Calls for mandatory standards for boarding houses and long-term caravan parks have been rejected by Government MPs. In 2011, before the last election, a select committee began looking into the issue after being told of appalling conditions in many boarding houses used by the poorest and most vulnerable. Now, after Parliament has risen, the select committee has reported back -- and its Government MPs say it would be better to enforce the current rules, rather than bring in new ones. Labour, Green and NZ First MPs all disagreed, saying the boarding house sector was overdue for reform -- mandatory standards, with enforcement, were needed.
BAD CAREER MOVE
Q: Which government department this week presented a paper to its minister, suggesting a major change in one of its core service areas ... only for the minister to have to tell the department's chief executive about the longstanding 90-day pre-election rule precluding any major decisions in that time? Apparently, the chief exec didn't know anything about one of the public service's, and politics' most important conventions.
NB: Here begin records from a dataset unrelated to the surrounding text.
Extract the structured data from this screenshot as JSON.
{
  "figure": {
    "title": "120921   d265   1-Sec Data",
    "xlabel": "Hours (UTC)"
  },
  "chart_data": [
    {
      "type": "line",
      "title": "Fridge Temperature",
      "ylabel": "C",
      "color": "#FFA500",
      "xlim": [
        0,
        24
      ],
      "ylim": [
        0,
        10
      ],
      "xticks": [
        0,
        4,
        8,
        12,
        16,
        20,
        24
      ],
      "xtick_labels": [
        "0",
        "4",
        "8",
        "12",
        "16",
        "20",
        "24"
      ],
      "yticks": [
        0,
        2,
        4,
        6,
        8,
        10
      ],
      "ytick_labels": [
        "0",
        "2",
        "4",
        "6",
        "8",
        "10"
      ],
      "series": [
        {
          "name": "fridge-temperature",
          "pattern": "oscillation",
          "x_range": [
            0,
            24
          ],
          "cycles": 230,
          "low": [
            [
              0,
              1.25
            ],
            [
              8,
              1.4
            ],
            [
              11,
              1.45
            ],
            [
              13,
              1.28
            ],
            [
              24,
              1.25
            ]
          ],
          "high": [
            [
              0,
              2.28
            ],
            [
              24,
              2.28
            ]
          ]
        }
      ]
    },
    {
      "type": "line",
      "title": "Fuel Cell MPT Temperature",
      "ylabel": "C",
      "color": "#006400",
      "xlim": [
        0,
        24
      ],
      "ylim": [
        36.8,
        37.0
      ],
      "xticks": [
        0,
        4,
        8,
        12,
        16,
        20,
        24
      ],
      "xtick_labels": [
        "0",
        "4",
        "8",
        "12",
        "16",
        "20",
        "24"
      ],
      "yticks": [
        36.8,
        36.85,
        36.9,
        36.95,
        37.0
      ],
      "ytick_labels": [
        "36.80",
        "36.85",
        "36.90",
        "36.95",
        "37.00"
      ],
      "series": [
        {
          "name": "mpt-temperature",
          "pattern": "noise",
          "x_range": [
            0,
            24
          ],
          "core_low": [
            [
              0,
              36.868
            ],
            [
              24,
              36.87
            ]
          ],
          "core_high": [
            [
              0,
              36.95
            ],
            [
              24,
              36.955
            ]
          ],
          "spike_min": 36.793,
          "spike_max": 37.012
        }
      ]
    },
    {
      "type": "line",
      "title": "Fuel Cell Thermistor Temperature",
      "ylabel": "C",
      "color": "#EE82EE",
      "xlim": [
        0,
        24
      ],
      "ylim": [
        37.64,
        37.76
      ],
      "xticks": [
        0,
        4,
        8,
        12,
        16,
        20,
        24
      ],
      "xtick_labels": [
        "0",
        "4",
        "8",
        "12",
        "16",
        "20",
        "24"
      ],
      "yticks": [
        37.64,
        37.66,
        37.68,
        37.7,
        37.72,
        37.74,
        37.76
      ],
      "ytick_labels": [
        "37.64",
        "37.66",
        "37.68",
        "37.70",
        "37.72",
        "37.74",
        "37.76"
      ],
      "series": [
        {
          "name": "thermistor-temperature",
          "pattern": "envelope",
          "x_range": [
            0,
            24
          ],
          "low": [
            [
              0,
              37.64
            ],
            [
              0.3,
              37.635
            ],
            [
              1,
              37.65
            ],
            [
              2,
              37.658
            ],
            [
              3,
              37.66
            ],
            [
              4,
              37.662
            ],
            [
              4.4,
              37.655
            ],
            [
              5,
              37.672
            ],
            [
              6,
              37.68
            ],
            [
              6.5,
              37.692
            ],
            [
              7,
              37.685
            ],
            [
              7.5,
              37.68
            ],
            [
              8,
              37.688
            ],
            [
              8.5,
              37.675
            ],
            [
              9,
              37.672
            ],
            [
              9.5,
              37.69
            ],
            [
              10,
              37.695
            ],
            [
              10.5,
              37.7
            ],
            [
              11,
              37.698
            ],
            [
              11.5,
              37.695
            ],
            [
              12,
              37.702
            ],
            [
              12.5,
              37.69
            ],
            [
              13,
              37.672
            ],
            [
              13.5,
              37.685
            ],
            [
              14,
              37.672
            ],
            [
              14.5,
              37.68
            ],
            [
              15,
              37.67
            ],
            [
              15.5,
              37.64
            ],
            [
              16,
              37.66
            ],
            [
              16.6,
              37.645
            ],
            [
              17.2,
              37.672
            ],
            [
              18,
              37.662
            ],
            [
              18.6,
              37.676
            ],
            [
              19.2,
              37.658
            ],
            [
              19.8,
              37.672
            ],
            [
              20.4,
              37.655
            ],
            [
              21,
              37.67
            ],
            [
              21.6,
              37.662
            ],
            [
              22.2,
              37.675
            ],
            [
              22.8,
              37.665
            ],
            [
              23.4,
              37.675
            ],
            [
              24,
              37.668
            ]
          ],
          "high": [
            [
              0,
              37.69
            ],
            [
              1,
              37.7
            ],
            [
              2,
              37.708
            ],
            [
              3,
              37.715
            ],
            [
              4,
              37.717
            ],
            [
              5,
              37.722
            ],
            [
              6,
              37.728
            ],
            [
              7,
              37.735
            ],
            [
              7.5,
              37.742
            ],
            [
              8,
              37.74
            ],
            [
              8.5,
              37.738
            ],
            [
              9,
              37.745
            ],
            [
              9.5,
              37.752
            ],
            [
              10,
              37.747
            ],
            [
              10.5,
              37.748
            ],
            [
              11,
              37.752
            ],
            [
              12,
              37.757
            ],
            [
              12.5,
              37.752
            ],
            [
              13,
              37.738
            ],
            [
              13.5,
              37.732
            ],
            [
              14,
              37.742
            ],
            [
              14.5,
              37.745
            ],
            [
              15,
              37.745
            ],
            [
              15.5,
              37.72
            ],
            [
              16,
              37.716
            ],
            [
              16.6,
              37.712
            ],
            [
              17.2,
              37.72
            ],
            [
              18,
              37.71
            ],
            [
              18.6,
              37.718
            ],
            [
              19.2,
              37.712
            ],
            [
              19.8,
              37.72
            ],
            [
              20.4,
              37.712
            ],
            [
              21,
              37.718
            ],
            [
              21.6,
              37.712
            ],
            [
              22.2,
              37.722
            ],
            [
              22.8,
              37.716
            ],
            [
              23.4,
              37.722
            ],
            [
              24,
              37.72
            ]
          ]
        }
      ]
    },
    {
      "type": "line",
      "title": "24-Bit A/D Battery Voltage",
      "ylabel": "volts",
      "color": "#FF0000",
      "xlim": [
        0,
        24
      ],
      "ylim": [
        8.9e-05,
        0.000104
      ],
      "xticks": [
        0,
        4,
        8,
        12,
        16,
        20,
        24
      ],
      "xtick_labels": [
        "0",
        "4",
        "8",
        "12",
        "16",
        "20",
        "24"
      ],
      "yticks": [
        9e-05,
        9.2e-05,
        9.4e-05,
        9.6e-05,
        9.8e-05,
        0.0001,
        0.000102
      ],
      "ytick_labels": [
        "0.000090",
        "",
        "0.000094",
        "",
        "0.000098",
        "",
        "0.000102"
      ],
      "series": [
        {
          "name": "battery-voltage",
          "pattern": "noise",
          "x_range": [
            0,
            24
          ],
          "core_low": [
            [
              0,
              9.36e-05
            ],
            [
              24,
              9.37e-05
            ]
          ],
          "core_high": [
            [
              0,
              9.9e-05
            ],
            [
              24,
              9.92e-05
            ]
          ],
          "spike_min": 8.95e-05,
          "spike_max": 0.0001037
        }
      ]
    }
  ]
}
A: A department that will be looking for a new CEO if National is re-elected.
ADVANCE CHINA FAIR
While some Kiwis fret about Chinese investors buying our farms and houses, the numbers are much bigger in Australia. The Australian Financial Review reports that China's richest man, Wang Jianlin, has plans to invest A$1.7 billion ($1.87 billion) in Aussie real estate, including building a A$900 million Gold Coast resort. Chinese real estate companies have poured millions into residential property in Australia, the AFR reports, and Chinese investors are backing plans for a Gold Coast cruise ship terminal and resort, and a casino and entertainment complex in Brisbane.
BAD NEWS, GOOD NEWS
Senior National ministers may be tut-tutting in public about the defacing of their billboards, videos of youths chanting "F*** John Key" and burning politicians in effigy, but in private they are rubbing their hands in glee.
One of National's greatest fears is that the soft conservative vote will not turn out on election day, and there is nothing like this sort of publicity for helping National get apathetic voters off their couches.
COUNTING THE COST
Whether or not you agree with the Financial Services Council's efforts to boost KiwiSaver - and the savings industry - it gets full marks for trying. Its latest effort is a political debate, billed as maybe "the only place during the election campaign where you will be able to hear all the parties' views on KiwiSaver and the future of retirement income policy." Party representatives have been invited to state their case to an audience of media, FSC members and people from related organisations. The date is August 26, which - as retirement-policy obsessives will recall - is the 40th anniversary of the NZ Superannuation Act, which created the then-Labour Government's compulsory super scheme.
The FSC cites an Infometrics estimate that the resulting investment fund would be worth $278 billion by now - had the scheme not been abolished within a year by the incoming Muldoon government.
CROCODILE FEARS
Once again MPs are expressing outrage about the Electoral Commission enforcing the law, this time over the ruling that a music video that makes fun of John Key cannot be broadcast on radio or television because it breaks electoral rules. And once again their squeals have to be taken with a grain of salt; after every election they have been urged to amend the law, and after every election they ignore it for another three years.
RICH GET POORER ...
The debate about inequality is bedevilled by a confusing mix of statistics and emotions. Some officials have been pondering the issues, but haven't found any easy answers. The ability of the wealthy or self-employed to split or declare low incomes could mean statistics are artificially inflating the number of low-income people. Overseas, European Central Bank officials have pondered the same issue, and concluded there are probably more wealthy people than the statistics pick up. On the flip side, at least that means there are fewer poor people than we feared.